The two plan to do their regular “check-in” — talking through issues, hardships, and emotions — before watching Zombieland: Double Tap.
Since its inception, The Last Mile has transitioned 70 graduates into the workplace. Not a single one has returned to prison, the organization says.
It’s a small but important victory in the greater ecosystem of anti-recidivism efforts — and one that The Last Mile hopes to build on: The program now offers its coding courses at 15 men’s, women’s, and youth facilities spread across 5 states.
In some ways, Moore is an atypical graduate. As a middle-class white man, he says, he carries a “privilege that gives [him] an edge.” Mass incarceration disproportionately affects minorities, who face additional systemic barriers upon release. The seriousness of his crime also pushes the reform debate to its most extreme limits.
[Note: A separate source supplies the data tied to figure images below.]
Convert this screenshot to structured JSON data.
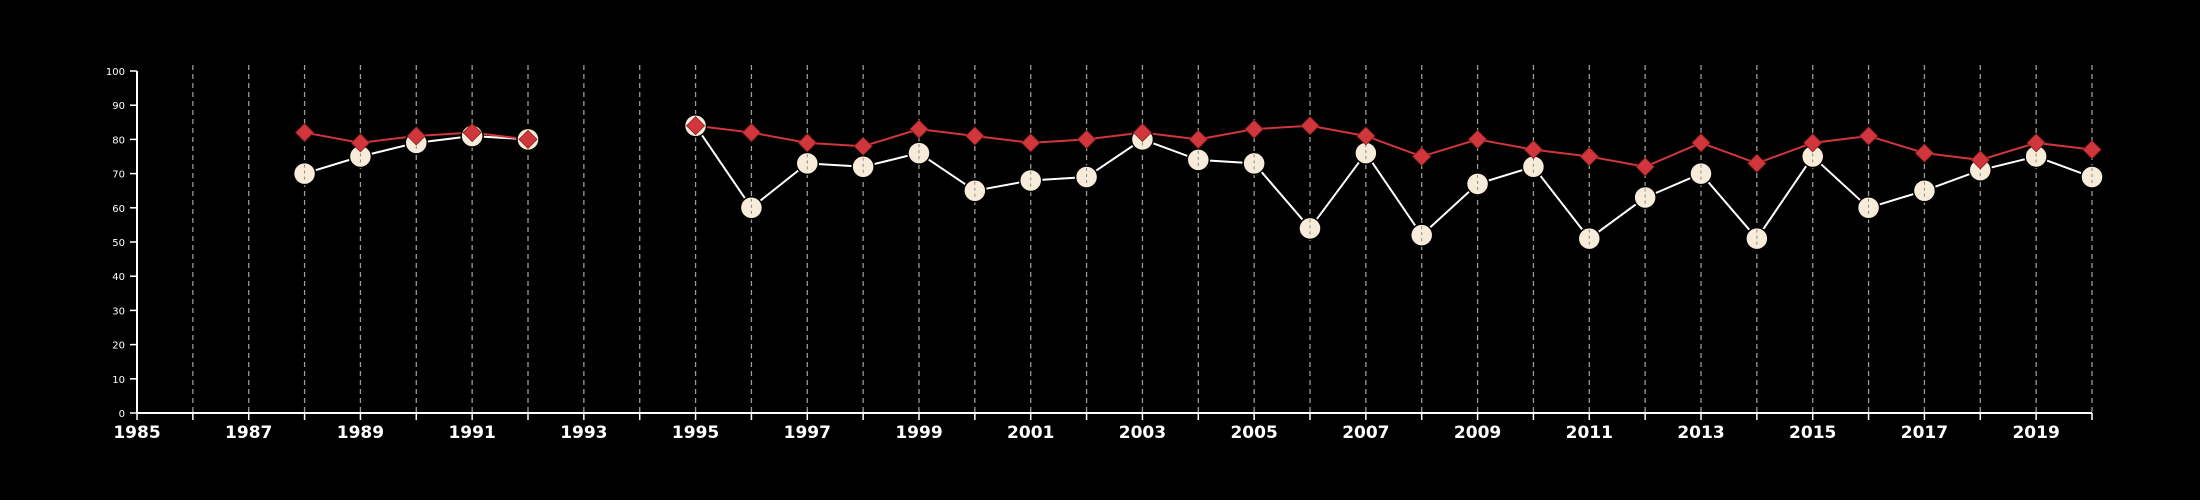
{
  "chart_data": {
    "type": "line",
    "title": "",
    "xlabel": "",
    "ylabel": "",
    "xlim": [
      1985,
      2020
    ],
    "ylim": [
      0,
      100
    ],
    "yticks": [
      0,
      10,
      20,
      30,
      40,
      50,
      60,
      70,
      80,
      90,
      100
    ],
    "xtick_labels": [
      "1985",
      "1987",
      "1989",
      "1991",
      "1993",
      "1995",
      "1997",
      "1999",
      "2001",
      "2003",
      "2005",
      "2007",
      "2009",
      "2011",
      "2013",
      "2015",
      "2017",
      "2019"
    ],
    "grid": "vertical dashed, one per year",
    "legend": "none",
    "x": [
      1988,
      1989,
      1990,
      1991,
      1992,
      1993,
      1994,
      1995,
      1996,
      1997,
      1998,
      1999,
      2000,
      2001,
      2002,
      2003,
      2004,
      2005,
      2006,
      2007,
      2008,
      2009,
      2010,
      2011,
      2012,
      2013,
      2014,
      2015,
      2016,
      2017,
      2018,
      2019,
      2020
    ],
    "series": [
      {
        "marker": "diamond",
        "color": "#d0363b",
        "values": [
          82,
          79,
          81,
          82,
          80,
          null,
          null,
          84,
          82,
          79,
          78,
          83,
          81,
          79,
          80,
          82,
          80,
          83,
          84,
          81,
          75,
          80,
          77,
          75,
          72,
          79,
          73,
          79,
          81,
          76,
          74,
          79,
          77
        ]
      },
      {
        "marker": "circle",
        "color": "#f7ecd9",
        "line_color": "#ffffff",
        "values": [
          70,
          75,
          79,
          81,
          80,
          null,
          null,
          84,
          60,
          73,
          72,
          76,
          65,
          68,
          69,
          80,
          74,
          73,
          54,
          76,
          52,
          67,
          72,
          51,
          63,
          70,
          51,
          75,
          60,
          65,
          71,
          75,
          69
        ]
      }
    ]
  }
}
Though Moore has since reconnected with his parents, he doesn’t feel it’s his place to ask for forgiveness. He can’t imagine ever fully forgiving himself.
“I have incredible remorse that will never go away,” he says. “My brother will never have the life he was supposed to live. He’ll never be there for Christmas, Thanksgiving, or birthdays.”
But in the eyes of Chris Redlitz, of The Last Mile, it is these hardships that make Moore a desirable job candidate in a tech space that values resilience.
“There’s this idea in Silicon Valley that if you fail, you get up, dust yourself off, and try again,” says Redlitz. “Who embodies that better than a guy like Zach?”